Ca fait plusieurs jours que j’ai mal au ventre et que je me demande si j’ai chopé le virus qui traine en ce moment au Maroc, mais aujourd’hui, je viens de comprendre que j’ai chopé le virus « boule au ventre » qui traine chez la diaspora libanaise, un mal que tout libanais a depuis que la guerre a commencé au Liban, un sentiment de contraste dévastateur entre la distance physique et l'intensité émotionnelle.
Un
comédien et acteur de mon pays a dit récemment « quand mon pays va mal, je
vais mal », il a bien décrit ce sentiment profondément ancré dans
l'empathie et l'identité personnelle. Il est bien vrai que lorsque mon pays
natal est sous les bombes, cette connexion devient encore plus intense surtout
depuis l’étranger : chaque explosion résonne en moi comme une douleur
lancinante. L'angoisse pour ma famille, sous les bombes, est omniprésente. Je
me sens à la fois impuissante et coupable. Coupable car je suis à l’abri. Les
nuits sont marquées par des cauchemars, et chaque appel manqué accentue le
sentiment d'isolement. Malgré la distance, l'amour et la peur se mêlent, créant
une lutte intérieure perpétuelle entre le désir de protéger, d’aider, de soutenir
et l'incapacité de le faire.
Chaque
jour, je ressens cette douleur palpable, cette inquiétude constante pour les
proches restés sur place et pour la terre qui m’a vu grandir.
Chaque
jour, je suis submergée par un flux incessant d’informations sur la guerre qui
ravage mon pays. Mon téléphone vibre en permanence avec des alertes, chaque son
déclenchant une montée d’adrénaline et une inquiétude sourde.
Chaque
jour, Mon esprit vit un orage chaotique, où chaque rapport sur la situation me
hante, me rendant difficile de me concentrer sur quoi que ce soit d’autre. Les
journées sont longues et les problèmes de chantiers, de climatisation, de rouge
ou de noir ne valent rien à mes yeux en ce moment.
Chaque
jour, Je lutte avec ce désir de rester informée, mais cette connaissance est un
cycle vicieux d’angoisse.

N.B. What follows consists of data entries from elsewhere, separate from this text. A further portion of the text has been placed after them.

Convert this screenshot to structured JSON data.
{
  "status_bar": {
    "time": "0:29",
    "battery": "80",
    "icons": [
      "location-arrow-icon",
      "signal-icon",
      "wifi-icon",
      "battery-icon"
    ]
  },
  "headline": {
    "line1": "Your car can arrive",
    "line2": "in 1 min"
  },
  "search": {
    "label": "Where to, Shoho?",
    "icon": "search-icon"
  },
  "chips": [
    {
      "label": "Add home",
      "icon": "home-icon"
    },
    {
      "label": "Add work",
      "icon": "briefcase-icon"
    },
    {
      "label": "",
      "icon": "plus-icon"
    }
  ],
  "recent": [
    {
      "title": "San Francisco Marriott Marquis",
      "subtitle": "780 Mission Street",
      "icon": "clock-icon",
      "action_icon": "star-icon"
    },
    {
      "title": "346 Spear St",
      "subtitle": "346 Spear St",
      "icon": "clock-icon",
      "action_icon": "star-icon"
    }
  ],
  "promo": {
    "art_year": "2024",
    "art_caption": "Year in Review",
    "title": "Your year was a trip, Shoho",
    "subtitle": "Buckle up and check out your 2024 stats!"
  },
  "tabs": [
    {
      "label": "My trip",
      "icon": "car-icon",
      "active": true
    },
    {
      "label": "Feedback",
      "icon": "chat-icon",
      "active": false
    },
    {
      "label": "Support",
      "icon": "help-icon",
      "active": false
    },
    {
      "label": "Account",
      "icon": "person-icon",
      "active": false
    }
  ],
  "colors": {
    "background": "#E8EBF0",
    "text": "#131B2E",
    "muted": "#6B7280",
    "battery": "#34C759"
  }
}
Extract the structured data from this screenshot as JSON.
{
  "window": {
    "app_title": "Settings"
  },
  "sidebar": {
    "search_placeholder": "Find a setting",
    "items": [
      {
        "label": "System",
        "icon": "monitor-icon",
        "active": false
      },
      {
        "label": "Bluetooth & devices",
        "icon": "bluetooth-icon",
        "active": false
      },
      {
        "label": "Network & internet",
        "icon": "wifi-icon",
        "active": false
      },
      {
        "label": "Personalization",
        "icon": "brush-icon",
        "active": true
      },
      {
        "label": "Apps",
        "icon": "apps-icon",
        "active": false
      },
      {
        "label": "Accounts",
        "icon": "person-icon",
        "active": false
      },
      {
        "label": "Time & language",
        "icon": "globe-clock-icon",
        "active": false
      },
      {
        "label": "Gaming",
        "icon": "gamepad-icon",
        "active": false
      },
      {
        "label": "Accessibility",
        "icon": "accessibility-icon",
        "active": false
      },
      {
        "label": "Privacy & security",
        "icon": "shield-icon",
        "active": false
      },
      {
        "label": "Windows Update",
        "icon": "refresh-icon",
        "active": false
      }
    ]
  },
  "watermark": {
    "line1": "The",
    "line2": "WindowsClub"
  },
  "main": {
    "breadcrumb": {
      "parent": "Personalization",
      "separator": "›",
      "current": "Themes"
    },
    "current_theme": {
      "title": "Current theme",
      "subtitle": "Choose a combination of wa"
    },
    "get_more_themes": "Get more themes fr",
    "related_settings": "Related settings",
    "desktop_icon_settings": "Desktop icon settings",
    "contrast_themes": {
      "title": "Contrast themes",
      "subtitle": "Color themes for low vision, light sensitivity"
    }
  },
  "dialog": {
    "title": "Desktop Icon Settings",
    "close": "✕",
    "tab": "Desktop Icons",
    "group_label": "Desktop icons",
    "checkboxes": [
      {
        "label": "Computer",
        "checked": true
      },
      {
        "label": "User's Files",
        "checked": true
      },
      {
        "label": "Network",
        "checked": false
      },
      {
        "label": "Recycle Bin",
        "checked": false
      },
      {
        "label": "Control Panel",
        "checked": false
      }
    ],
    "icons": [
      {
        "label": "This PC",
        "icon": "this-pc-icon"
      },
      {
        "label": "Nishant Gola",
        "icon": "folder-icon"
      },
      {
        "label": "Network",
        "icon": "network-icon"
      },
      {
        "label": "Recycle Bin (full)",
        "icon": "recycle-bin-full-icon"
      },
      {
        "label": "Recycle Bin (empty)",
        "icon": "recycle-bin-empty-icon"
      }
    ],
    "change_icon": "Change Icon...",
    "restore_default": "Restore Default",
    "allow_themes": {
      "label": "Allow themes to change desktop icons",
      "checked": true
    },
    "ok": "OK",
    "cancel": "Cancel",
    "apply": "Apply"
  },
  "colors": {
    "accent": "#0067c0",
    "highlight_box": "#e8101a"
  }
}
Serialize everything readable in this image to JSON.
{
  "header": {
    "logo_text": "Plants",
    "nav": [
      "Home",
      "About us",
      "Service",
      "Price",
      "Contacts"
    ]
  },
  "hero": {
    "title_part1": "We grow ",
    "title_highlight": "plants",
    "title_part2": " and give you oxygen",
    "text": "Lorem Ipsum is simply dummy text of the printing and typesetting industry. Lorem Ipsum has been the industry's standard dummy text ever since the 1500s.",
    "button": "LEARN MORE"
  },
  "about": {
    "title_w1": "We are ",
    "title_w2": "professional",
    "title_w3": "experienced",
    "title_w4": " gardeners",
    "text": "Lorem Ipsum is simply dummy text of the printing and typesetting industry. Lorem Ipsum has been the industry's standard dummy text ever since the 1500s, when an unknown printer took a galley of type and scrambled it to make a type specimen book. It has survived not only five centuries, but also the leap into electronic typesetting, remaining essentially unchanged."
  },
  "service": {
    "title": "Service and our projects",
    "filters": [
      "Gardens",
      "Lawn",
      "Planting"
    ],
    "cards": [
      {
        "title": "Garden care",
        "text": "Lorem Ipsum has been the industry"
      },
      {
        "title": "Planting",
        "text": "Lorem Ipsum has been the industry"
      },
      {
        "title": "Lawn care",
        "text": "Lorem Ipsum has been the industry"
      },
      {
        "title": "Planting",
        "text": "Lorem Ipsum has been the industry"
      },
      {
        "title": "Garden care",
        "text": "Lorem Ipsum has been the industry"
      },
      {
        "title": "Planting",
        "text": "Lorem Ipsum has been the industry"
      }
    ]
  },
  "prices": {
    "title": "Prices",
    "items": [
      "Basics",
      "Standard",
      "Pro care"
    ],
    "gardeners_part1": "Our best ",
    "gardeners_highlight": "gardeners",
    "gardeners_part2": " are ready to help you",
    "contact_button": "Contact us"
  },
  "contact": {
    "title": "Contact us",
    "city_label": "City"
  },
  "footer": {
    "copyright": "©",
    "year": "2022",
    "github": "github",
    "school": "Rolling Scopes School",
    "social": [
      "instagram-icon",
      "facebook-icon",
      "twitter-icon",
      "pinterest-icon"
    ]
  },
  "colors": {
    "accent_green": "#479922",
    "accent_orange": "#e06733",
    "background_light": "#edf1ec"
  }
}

Dans les moments de répit, même manger ou travailler
ne fait que raviver mes pensées, alors que j'attends désespérément des nouvelles
rassurantes de mes proches, de mes amis, de mes copatriotes dont la sécurité
m’inquiète profondément.
Chaque
nouvelle d'attaques ou de souffrances infligées à mon pays ravive un sentiment
d'impuissance et de tristesse. C'est comme si une partie de moi-même était en danger,
comme si la souffrance collective résonnait en moi.
Le
stress et l'anxiété deviennent des compagnons permanents, affectant ma santé
mentale et mon quotidien. Les souvenirs heureux de mon pays contrastent
cruellement avec la réalité actuelle, créant un sentiment de perte et de
nostalgie. Il est difficile de se sentir bien dans un monde où tant de gens
souffrent, dans un monde qui a perdu son humanité.
Chaque
jour, l'espoir d’un avenir meilleur se heurte au désespoir face à la réalité,
et je me sens enchaînée à cette souffrance collective qui éclipse ma propre
vie, qui me pousse à me demander s’il y aura un avenir pour mon pays, si je
vais perdre une partie de mon identité.
Hier,
Assise sur mon canapé, je ressentais chaque explosion comme une détonation dans
mon cœur. Mes pensées voguaient entre le présent et le passé, les histoires que
me racontaient ma mère quand j’étais jeune refont surface.
Elle me
racontait souvent ses souvenirs, ses nuits d’angoisse où elle s’accrochait à
son téléphone, espérant entendre la voix de ses proches, celle qui apaiserait
ses craintes. C’était juste après son mariage pendant la guerre civile de
1975-1976 quand elle a suivie son mari, mon père, en Arabie saoudite son pays
de résidence à l’époque, son lieu de travail. Elle me racontait comment les
journées s’étiraient, mélancoliques, ponctuées par l’angoisse d’un message,
comment la nourriture perdait son goût, chaque bouchée devenait un effort, un
rappel cruel de la vie qui continuait alors que la sienne semblait figée dans
l’attente. Aujourd’hui, c’est à mon tour de vivre cette douleur, de m'accrocher
à mon écran, guettant des nouvelles de mes proches au Liban, de ressentir la
même paralysie, la même impuissance, à des milliers de kilomètres de ceux que
j’aime.
Chaque seconde les messages des
amis qui veulent avoir des nouvelles de ma famille s’affichent sur l’écran, des
mots de soutien et de compatis, des messages d’amour et de désarroi
s’entremêlent avec les images de destruction et de chaos.
Les
collègues et les amis finissent toujours leurs messages par vous les libanais
vous êtes résilient, on admire votre résilience…. Oui mais nous on en a marre!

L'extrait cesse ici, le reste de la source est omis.